Accelerating innovation raises the bar for everyone. Companies and countries must be more vigilant than ever to attract top talent and stay at the forefront of innovation as seemingly small decisions can magnify over time. The breakup of AT&T was too late to save U.S. leadership in mobile telephony but occurred in time to salvage Internet leadership.
Companies allocate resources to exploit current assets and explore new opportunities. This review of paradigm shifting technology over the past century reminds leaders that investing in the future is essential.

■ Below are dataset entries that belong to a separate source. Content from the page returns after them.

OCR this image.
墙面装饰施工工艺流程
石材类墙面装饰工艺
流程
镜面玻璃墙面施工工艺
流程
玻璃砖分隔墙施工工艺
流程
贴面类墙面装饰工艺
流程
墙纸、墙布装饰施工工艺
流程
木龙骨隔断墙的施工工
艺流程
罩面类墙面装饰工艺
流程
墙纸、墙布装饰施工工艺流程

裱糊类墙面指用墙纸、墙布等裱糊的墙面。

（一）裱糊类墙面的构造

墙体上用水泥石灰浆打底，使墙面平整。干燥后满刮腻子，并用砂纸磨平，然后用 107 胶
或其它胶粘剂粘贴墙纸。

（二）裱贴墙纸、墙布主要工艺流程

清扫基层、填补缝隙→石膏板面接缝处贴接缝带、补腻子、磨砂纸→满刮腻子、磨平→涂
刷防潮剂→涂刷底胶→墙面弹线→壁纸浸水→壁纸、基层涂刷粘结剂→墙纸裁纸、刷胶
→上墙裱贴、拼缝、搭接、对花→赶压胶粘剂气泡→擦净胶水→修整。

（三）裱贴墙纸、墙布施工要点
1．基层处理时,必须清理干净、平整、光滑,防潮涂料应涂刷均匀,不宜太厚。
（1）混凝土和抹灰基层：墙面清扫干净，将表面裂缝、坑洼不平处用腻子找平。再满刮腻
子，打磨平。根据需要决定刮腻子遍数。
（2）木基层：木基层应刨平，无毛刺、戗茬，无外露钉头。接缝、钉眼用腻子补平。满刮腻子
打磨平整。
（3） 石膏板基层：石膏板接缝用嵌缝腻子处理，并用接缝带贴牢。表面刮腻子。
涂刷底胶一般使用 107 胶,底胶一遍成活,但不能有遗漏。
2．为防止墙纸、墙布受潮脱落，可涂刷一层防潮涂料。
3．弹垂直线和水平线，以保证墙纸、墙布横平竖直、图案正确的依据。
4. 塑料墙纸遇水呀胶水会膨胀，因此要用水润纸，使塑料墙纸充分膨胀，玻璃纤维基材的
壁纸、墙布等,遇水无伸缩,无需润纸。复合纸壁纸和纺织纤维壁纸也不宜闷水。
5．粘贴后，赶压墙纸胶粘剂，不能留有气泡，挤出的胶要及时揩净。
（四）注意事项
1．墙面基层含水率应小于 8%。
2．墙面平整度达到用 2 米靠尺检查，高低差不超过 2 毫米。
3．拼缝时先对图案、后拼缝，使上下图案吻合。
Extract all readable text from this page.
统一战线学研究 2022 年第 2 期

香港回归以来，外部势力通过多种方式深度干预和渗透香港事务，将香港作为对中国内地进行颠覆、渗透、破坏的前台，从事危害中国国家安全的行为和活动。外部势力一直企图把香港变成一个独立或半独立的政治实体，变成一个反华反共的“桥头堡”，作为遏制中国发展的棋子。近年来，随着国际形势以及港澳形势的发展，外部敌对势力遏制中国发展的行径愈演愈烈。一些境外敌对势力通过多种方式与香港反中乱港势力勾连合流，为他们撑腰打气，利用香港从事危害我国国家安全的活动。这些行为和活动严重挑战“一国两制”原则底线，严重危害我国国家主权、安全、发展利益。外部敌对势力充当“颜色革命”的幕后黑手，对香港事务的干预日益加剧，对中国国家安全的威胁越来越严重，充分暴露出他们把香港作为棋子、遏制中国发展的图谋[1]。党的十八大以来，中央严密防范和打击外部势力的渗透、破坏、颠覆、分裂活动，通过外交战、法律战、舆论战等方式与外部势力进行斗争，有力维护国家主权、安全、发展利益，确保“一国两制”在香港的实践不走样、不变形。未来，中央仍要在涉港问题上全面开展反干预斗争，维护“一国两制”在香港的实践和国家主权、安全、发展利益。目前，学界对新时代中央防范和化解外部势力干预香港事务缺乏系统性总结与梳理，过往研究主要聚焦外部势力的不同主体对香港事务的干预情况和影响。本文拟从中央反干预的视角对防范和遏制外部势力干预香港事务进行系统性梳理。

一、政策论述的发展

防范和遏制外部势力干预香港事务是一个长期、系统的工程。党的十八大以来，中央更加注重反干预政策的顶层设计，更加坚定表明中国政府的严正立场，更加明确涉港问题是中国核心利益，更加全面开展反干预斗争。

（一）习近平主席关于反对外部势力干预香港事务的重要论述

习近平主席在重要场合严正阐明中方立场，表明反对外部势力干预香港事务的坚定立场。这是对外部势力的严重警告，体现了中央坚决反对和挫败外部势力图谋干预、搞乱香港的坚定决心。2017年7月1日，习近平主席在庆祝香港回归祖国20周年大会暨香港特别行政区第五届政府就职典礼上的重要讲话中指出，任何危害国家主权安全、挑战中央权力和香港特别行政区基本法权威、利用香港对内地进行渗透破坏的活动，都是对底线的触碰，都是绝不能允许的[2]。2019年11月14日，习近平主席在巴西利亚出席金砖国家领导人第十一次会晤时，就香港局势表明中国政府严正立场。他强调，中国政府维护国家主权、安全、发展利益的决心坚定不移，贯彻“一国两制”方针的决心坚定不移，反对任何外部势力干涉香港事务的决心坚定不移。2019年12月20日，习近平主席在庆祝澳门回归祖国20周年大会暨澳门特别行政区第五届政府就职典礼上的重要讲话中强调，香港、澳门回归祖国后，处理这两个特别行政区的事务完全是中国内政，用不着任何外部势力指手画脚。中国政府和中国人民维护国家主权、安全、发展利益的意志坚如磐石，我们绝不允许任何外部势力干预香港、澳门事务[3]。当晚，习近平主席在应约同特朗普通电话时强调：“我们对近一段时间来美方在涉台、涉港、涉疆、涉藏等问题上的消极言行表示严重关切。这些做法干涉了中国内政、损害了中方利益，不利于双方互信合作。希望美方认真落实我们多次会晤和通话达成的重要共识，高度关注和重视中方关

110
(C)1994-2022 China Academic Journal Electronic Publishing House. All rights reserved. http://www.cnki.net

Government investment in basic research is vital for future innovation, economic growth and national prosperity while seeding the next generation of startups and corporate champions. The impact of government investment is less visible as future generations benefit from public munificence, yet this review reminds us that cuts that may seem expedient in the near term can have damaging long term consequences. Astrophysicist Neil Degrasse Tyson laments U.S. federal government defunding of the Texas Supercollider in 1993, which shifted the locus of research to CERN in Europe resulting in the loss of U.S. leadership in high energy physics in the following decades.
- — -
What are the paradigm shifting technologies of the next century? Artificial intelligence, robotics, autonomous driving and quantum computing loom as candidates. Who will lead in these paradigm shifting technologies of the future? This is the topic of my next blog. Suffice to say for now, scientists, entrepreneurs, companies and governments all have a vital role in who leads in the next century.